Les îles sont aujourd’hui au centre de débats publics et d’enjeux considérables qui concernent aussi bien les effets des transformations climatiques et les phénomènes de migration de masse, que les tentatives stratégiques mises en œuvre par certains pays pour reconfigurer les espaces de leur influence et de leur domination politique. On aimerait, à l’occasion de cette séance, faire le point des enjeux géopolitiques liés aux espaces îliens, à différentes échelles et dans différentes parties de la planète.
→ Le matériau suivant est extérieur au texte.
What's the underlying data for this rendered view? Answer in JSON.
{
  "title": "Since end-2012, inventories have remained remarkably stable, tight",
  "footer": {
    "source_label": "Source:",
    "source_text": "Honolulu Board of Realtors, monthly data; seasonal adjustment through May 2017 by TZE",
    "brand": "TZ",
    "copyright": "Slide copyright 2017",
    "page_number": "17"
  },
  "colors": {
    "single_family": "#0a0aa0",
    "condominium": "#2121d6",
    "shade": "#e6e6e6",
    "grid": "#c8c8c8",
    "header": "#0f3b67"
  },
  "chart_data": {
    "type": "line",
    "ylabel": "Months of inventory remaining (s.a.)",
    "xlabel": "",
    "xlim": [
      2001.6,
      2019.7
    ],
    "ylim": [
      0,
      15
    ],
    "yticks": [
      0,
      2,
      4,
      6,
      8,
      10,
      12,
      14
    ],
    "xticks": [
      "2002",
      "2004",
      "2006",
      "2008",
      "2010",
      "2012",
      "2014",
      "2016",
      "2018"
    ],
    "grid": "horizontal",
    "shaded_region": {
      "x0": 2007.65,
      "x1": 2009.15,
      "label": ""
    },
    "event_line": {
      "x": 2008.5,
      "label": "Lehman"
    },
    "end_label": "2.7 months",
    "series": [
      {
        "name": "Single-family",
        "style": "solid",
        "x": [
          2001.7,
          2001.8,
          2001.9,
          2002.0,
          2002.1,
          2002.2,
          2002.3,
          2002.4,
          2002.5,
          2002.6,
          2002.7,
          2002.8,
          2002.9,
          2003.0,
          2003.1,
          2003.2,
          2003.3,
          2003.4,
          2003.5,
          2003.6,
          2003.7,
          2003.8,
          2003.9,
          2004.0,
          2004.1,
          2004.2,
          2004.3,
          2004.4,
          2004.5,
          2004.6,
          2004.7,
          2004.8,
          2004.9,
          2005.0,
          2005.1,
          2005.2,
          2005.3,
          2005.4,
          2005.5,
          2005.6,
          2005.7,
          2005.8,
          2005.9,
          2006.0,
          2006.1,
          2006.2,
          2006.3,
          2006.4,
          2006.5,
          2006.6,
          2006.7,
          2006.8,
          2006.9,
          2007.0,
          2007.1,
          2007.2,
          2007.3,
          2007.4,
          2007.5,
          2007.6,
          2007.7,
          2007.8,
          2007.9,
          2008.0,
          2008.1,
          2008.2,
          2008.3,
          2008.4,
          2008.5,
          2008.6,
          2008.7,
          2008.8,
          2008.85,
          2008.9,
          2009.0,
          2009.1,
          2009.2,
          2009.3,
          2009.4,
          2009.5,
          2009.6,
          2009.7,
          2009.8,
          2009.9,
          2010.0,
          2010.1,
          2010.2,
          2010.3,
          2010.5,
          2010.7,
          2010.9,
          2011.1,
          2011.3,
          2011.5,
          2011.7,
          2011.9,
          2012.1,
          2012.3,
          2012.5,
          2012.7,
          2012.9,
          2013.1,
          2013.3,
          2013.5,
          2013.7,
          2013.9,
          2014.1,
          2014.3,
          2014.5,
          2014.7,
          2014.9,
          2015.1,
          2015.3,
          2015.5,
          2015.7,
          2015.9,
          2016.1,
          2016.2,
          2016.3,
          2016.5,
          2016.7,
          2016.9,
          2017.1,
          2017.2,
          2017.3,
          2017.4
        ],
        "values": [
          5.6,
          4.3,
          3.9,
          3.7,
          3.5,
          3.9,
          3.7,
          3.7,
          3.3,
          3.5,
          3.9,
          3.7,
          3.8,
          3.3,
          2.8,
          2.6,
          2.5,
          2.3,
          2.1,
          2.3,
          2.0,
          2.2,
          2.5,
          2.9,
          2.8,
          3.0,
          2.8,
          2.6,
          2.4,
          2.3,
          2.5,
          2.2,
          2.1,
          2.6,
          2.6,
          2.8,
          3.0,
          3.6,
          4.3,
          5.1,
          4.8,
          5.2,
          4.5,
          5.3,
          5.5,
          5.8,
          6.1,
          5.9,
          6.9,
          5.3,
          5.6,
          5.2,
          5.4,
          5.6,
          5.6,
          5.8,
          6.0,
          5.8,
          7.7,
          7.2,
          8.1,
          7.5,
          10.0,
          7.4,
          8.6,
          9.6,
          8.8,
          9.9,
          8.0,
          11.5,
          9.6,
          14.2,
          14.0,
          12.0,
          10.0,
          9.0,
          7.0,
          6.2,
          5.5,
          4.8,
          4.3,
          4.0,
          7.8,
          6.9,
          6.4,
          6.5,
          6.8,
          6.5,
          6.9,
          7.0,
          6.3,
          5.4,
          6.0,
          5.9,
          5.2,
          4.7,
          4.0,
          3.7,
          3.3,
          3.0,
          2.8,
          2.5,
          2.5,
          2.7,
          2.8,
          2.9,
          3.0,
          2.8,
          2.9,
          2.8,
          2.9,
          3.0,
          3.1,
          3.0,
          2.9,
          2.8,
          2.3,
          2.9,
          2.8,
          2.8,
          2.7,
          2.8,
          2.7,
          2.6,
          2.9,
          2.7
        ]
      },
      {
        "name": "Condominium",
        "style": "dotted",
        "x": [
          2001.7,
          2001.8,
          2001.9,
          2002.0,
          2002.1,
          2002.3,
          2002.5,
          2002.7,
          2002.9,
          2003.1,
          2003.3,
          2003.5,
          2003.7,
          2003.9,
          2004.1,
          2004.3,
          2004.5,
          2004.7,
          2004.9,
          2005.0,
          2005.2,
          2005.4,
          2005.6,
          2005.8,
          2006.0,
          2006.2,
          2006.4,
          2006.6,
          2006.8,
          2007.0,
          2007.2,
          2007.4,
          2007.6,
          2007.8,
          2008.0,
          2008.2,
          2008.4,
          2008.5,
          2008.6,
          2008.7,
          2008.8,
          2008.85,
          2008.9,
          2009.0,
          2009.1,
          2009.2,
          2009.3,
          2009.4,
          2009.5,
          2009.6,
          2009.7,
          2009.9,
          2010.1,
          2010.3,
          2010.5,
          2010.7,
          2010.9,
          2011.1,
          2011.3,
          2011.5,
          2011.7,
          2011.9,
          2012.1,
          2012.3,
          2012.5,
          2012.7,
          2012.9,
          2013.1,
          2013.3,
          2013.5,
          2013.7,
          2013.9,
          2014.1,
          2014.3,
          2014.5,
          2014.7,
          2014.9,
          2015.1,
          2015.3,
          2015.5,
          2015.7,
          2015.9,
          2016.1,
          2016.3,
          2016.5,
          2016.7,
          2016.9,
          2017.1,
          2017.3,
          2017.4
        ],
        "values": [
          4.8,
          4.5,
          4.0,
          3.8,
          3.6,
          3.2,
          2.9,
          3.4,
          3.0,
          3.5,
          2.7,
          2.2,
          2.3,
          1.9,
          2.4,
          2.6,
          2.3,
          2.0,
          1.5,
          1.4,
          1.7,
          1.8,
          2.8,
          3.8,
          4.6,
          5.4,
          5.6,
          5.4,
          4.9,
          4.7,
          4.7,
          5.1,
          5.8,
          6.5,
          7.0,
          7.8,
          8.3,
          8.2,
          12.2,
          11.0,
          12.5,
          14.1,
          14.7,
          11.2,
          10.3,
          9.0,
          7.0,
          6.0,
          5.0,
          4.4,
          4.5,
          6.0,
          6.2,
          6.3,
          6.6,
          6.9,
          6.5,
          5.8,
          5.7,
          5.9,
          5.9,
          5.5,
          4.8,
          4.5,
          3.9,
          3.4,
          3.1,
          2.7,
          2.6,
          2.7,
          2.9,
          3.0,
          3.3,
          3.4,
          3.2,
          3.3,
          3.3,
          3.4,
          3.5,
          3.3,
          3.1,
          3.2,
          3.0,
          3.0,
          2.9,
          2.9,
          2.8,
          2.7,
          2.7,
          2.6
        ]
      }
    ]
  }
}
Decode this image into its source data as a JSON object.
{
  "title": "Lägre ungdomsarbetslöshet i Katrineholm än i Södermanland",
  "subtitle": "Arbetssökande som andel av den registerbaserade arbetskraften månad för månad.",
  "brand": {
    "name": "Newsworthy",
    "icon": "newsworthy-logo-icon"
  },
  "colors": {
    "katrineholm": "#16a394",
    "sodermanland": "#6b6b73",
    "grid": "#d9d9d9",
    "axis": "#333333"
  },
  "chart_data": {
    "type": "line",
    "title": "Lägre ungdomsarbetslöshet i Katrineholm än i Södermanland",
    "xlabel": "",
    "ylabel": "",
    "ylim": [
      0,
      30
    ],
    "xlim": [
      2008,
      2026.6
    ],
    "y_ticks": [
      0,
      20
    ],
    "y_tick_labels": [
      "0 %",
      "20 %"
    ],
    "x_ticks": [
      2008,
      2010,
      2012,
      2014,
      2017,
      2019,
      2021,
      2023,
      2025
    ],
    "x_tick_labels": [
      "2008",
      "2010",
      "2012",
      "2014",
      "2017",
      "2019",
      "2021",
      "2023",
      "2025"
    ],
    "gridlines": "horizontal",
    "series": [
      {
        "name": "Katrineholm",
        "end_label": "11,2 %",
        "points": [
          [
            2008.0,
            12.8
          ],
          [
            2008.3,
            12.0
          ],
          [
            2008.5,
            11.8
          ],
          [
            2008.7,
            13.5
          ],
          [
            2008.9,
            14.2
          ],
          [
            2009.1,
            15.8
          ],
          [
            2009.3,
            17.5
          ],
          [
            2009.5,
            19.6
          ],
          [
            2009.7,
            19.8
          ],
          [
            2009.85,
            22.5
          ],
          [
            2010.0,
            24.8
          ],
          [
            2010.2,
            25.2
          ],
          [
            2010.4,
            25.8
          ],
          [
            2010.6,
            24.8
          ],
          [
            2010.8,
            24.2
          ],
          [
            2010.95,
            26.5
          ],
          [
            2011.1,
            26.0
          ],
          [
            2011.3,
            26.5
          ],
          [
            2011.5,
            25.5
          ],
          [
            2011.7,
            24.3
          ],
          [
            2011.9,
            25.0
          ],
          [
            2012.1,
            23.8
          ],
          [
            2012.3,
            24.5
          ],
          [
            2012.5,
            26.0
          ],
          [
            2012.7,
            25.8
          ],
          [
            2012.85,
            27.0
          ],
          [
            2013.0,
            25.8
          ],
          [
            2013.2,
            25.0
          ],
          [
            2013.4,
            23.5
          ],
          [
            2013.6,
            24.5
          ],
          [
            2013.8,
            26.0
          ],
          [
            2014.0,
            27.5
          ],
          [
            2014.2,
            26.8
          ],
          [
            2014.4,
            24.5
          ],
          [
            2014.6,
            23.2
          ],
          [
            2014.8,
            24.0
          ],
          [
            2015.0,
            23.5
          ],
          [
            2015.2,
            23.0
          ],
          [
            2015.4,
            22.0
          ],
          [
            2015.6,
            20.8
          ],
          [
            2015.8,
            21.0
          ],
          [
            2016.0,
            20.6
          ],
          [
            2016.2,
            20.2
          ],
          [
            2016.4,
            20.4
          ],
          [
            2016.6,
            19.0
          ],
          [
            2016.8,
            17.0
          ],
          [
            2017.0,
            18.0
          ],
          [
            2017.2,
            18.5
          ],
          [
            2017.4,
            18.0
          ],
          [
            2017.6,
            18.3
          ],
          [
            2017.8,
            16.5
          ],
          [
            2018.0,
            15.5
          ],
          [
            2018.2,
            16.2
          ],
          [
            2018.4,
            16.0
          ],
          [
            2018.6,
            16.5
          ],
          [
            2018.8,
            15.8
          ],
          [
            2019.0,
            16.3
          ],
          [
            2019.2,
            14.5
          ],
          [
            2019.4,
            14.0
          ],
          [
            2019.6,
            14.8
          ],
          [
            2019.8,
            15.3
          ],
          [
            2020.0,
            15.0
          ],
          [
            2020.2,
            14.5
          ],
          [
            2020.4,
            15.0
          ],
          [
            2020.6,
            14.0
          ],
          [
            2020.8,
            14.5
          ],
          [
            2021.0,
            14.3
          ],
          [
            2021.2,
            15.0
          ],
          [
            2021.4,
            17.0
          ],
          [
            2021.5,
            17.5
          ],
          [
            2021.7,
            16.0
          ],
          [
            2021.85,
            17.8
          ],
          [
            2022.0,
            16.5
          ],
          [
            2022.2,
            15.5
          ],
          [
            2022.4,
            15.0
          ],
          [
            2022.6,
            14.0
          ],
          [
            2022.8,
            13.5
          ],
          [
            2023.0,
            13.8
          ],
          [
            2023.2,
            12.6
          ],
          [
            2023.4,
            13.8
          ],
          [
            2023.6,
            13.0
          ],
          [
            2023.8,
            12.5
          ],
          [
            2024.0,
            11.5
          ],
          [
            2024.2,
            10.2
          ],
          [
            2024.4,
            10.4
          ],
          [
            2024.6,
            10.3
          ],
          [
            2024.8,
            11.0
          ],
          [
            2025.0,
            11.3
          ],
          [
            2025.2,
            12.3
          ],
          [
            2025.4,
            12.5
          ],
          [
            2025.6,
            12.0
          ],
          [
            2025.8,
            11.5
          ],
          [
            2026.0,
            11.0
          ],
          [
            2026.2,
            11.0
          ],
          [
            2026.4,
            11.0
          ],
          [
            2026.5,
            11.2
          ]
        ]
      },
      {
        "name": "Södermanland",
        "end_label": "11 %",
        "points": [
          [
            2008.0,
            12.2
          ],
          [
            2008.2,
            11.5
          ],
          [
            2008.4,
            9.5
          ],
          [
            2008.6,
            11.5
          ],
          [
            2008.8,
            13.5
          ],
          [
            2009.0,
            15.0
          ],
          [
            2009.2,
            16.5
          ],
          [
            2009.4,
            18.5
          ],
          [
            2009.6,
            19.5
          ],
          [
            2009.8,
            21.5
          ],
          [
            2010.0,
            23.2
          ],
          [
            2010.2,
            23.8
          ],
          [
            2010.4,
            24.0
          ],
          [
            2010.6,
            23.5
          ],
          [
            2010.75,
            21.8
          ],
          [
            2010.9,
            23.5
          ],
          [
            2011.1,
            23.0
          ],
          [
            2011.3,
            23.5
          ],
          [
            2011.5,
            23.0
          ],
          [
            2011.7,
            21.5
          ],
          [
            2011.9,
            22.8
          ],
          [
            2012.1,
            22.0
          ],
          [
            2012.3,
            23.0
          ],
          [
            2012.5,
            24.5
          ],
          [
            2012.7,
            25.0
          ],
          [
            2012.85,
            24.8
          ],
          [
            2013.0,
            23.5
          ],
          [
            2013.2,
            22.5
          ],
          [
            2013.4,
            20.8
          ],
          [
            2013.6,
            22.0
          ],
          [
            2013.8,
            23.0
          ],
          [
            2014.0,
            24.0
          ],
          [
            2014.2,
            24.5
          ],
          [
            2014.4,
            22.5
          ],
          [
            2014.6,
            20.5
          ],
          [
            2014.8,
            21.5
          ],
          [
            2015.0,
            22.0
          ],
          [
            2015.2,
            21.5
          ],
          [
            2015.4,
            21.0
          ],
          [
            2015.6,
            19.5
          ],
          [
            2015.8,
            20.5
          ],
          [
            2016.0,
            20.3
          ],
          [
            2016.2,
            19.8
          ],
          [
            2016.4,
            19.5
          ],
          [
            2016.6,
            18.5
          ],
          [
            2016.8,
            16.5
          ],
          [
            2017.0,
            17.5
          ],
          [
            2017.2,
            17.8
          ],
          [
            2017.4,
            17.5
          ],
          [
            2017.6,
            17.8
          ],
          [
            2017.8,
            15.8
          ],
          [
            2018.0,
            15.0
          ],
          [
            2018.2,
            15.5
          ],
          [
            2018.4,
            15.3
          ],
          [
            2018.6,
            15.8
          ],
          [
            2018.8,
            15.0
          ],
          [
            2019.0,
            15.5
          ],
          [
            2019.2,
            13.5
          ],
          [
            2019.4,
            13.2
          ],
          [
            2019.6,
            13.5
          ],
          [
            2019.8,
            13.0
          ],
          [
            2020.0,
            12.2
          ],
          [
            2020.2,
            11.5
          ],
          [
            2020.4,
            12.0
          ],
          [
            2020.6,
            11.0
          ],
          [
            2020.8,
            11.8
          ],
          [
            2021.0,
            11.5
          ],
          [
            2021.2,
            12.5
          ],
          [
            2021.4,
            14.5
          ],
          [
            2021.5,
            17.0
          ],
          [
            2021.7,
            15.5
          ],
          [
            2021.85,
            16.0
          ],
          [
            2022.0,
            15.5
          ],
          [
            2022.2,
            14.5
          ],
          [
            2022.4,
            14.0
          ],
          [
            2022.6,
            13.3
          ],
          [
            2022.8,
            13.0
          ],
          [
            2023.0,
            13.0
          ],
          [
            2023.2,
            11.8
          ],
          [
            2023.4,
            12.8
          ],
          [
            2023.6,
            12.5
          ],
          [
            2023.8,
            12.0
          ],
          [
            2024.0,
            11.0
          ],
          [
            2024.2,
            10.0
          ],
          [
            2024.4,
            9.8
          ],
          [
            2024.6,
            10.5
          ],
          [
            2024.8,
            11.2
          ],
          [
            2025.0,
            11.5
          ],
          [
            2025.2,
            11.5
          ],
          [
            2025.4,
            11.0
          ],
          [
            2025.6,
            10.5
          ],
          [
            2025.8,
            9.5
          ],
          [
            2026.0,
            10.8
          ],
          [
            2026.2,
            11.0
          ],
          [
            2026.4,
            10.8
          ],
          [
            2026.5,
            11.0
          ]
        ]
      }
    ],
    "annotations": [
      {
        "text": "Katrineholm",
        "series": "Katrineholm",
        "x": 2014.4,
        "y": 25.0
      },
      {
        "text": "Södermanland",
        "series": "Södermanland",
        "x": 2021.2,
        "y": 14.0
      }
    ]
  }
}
Vulnérabilité et migrations liées aux changements climatiques
François Gemenne (Sciences Po - CERI)

De par leur espace géographique lointain et leur insularité, les îles sont souvent synonymes d’espaces intacts, non pervertis par la civilisation, isolées du temps et de l’espace. Dans les sciences sociales, les îles exotiques revêtent les caractéristiques de laboratoires de recherche en anthropologie, abritant des populations primitives dont l’organisation sociale pouvait servir de modèle simplifié pour l’étude de sociétés plus complexes. Ancrées dans un imaginaire collectif alimenté par des fantasmes d’aventures et de voyages, les territoires insulaires du Pacifique sont progressivement devenus l’objet d’inquiétudes dans le théâtre des négociations climatiques.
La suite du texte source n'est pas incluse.